Building a Microsoft Teams agent or app involves both cloud and local resources. Cloud resources include app registrations and the Teams client, while agent or app logic can run locally to speed up development and testing. All Agents Toolkit templates include a preconfigured local environment with ./env/.env.local and ./env/.env.local.user files. This setup lets you run your agent or app on a local web server and debug it with breakpoints in Visual Studio Code (for JavaScript, TypeScript, or Python agent or app) or Visual Studio (for CSharp agent or app).

To differentiate between a local environment and all other environments, you can create a separate project file called m365agents.local.yml in the same directory as m365agents.yml.

Create a new environment manually in Visual Studio Code

Each project can have one local environment and multiple remote environments.

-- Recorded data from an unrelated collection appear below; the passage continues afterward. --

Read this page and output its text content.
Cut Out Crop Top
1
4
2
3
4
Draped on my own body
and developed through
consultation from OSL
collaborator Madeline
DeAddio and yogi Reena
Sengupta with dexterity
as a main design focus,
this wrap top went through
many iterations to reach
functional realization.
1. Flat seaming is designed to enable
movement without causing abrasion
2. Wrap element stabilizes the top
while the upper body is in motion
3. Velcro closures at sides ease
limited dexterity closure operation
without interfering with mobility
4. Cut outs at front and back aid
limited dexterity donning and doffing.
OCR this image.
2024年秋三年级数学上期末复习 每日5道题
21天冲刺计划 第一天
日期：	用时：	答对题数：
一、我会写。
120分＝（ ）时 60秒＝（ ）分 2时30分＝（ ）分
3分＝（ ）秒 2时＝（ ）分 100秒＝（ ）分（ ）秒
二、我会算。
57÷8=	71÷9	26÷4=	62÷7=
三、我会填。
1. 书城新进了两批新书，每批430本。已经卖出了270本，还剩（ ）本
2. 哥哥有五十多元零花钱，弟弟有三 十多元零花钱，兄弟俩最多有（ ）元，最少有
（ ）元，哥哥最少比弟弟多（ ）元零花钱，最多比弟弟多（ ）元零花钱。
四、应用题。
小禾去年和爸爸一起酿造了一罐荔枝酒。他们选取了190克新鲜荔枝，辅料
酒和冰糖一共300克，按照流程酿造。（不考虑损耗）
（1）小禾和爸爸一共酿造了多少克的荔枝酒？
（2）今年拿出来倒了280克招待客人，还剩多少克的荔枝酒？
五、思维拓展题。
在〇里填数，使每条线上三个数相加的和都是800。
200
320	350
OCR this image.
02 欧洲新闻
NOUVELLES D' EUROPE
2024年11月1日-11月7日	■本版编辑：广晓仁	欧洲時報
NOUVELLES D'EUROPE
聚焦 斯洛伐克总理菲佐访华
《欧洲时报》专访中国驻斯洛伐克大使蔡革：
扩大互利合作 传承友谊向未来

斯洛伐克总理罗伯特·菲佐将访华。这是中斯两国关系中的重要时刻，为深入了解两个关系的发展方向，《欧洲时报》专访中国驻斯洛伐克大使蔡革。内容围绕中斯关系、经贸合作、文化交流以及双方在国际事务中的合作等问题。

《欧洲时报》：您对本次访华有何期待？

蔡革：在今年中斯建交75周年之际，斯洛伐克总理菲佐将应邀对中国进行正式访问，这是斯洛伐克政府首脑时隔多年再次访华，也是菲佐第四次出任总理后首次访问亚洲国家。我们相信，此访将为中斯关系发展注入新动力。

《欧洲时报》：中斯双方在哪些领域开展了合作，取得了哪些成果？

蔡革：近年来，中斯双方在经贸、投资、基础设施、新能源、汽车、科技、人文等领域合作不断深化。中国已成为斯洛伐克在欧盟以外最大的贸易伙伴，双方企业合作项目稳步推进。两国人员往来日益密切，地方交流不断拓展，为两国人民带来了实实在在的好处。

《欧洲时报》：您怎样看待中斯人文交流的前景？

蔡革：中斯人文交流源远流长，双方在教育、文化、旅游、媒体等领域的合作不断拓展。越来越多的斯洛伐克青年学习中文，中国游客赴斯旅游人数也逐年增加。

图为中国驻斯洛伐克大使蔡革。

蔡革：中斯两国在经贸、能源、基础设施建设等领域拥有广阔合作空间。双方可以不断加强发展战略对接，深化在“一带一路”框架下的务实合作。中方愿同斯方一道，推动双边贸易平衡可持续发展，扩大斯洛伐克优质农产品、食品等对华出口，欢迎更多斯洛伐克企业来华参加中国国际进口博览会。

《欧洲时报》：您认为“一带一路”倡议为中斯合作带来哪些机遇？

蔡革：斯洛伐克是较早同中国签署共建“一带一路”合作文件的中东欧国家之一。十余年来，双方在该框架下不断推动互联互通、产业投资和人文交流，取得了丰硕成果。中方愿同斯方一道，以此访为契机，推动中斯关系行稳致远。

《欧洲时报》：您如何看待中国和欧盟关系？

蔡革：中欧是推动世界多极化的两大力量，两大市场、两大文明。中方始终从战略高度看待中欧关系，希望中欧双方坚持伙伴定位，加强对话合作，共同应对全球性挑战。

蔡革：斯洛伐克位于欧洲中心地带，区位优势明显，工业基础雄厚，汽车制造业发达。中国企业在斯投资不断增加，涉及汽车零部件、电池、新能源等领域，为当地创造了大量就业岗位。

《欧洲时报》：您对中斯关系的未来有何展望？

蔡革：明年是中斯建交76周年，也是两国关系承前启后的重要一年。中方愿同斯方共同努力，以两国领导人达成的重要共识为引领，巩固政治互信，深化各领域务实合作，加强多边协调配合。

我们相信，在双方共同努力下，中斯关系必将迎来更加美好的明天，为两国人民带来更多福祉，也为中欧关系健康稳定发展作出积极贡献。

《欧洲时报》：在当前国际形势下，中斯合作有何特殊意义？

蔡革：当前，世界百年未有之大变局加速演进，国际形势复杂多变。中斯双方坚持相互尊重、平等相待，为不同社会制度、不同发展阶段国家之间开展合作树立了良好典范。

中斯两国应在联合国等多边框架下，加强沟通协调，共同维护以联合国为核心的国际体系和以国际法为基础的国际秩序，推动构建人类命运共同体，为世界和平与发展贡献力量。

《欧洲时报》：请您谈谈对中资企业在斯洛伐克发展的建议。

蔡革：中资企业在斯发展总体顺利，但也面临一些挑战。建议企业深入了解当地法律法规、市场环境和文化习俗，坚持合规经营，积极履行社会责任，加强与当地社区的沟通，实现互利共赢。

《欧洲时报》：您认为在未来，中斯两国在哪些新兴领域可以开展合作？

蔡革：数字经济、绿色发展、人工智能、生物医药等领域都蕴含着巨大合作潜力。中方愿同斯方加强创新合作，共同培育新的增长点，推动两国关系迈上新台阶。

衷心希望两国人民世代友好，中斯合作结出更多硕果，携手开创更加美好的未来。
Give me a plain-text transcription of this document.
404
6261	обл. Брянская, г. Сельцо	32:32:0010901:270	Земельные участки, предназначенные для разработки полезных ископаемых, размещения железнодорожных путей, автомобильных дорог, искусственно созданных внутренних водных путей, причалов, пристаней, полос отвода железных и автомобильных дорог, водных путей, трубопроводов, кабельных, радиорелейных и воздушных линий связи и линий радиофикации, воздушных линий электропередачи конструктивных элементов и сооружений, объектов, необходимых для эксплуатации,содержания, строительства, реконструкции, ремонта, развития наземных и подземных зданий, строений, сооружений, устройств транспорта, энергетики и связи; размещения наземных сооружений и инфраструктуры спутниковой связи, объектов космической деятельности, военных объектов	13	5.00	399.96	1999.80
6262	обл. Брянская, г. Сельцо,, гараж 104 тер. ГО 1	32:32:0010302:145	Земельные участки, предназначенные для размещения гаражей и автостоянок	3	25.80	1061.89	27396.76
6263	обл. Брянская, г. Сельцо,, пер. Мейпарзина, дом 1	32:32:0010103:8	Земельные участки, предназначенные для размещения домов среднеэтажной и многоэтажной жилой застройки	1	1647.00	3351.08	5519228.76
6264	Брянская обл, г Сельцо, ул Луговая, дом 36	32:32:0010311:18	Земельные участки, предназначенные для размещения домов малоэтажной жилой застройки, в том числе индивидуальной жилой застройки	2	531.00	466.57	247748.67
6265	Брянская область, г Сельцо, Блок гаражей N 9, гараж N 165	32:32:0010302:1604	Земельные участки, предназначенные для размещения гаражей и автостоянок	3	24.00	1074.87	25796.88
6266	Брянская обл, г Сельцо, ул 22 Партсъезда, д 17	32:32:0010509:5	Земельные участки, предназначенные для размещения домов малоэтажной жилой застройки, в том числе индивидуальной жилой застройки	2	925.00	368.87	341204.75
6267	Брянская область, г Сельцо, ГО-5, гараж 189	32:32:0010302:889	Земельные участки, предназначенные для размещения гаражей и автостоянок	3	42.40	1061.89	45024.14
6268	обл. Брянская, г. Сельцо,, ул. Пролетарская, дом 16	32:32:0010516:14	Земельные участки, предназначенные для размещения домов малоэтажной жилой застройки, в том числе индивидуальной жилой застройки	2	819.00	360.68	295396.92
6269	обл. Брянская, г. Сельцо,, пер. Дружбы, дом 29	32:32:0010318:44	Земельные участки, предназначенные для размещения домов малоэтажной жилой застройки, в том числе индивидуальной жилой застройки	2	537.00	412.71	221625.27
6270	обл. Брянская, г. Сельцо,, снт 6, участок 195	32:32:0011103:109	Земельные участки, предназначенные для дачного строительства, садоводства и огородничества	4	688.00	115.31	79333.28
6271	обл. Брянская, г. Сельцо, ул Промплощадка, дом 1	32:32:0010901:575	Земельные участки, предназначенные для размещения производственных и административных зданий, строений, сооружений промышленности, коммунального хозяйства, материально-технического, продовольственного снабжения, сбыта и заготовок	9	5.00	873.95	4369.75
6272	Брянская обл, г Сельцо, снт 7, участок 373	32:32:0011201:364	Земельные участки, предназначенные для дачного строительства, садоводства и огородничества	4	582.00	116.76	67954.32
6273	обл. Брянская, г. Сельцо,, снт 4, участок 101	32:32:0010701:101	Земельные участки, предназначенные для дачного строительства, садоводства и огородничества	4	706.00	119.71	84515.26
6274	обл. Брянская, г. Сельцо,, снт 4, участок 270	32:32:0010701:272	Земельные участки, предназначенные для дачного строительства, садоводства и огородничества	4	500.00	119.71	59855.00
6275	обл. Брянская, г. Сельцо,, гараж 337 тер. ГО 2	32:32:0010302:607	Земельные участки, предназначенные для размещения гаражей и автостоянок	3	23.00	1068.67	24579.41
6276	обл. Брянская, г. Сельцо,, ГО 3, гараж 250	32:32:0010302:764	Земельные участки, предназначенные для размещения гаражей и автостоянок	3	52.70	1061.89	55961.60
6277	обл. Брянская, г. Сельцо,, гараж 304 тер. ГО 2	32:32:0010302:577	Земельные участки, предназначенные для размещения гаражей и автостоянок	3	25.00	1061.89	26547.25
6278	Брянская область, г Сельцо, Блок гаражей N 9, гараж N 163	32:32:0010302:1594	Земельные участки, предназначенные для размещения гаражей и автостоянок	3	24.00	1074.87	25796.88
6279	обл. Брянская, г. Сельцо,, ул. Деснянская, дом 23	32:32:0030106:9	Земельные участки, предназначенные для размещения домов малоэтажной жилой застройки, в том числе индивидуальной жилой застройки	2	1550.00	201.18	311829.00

After you create a project, Agents Toolkit configures the following default environments:

  • local environment to represent the local machine environment configuration.
  • dev environment to represent the remote or cloud environment configuration.

To create a new environment:

  1. Open your Teams agent or app project workspace in Visual Studio Code.

  2. Select the Microsoft 365 Agents Toolkit icon from the Visual Studio Code activity bar.

  3. Select the + icon in the ENVIRONMENT section.

    Screenshot shows the plus icon highlighted in the Environment section.

  4. Enter a name for the environment and select Enter.

    Screenshot shows where to enter the environment name.

Targeting an environment for remote build

When working with multiple environments, you must select a target environment to build, debug, and preview your agent or app in Microsoft Teams. You can choose the target environment directly from the build settings.

Select an environment

To target dev or any other custom environment:

  1. From the Lifecycle section of Agents toolkit, select Provision for your agent or app.

    Screenshot shows the Lifecycle section.

  2. When prompted, select one of the available environments (for example, dev or a custom environment).

    Screenshot shows the option to select an environment.

The Agents Toolkit provisions the agent or app for the chosen environment. You can now build your agent or app in the selected environment.

Build in the selected environment

Once the environment is selected, the Agents Toolkit provisions the agent or app for that environment. You can now build, debug, and run your agent or app in the selected environment.

  1. Select the Run and Debug icon from the Visual Studio Code sidebar.

  2. Select the option to debug and to preview the remote agent or app in Microsoft Teams.

    Screenshot shows the option to select the environment for building the agent or app.

The Agents Toolkit builds the agent or app in the environment for which you had provisioned. The agent or app is available for viewing and testing in Teams.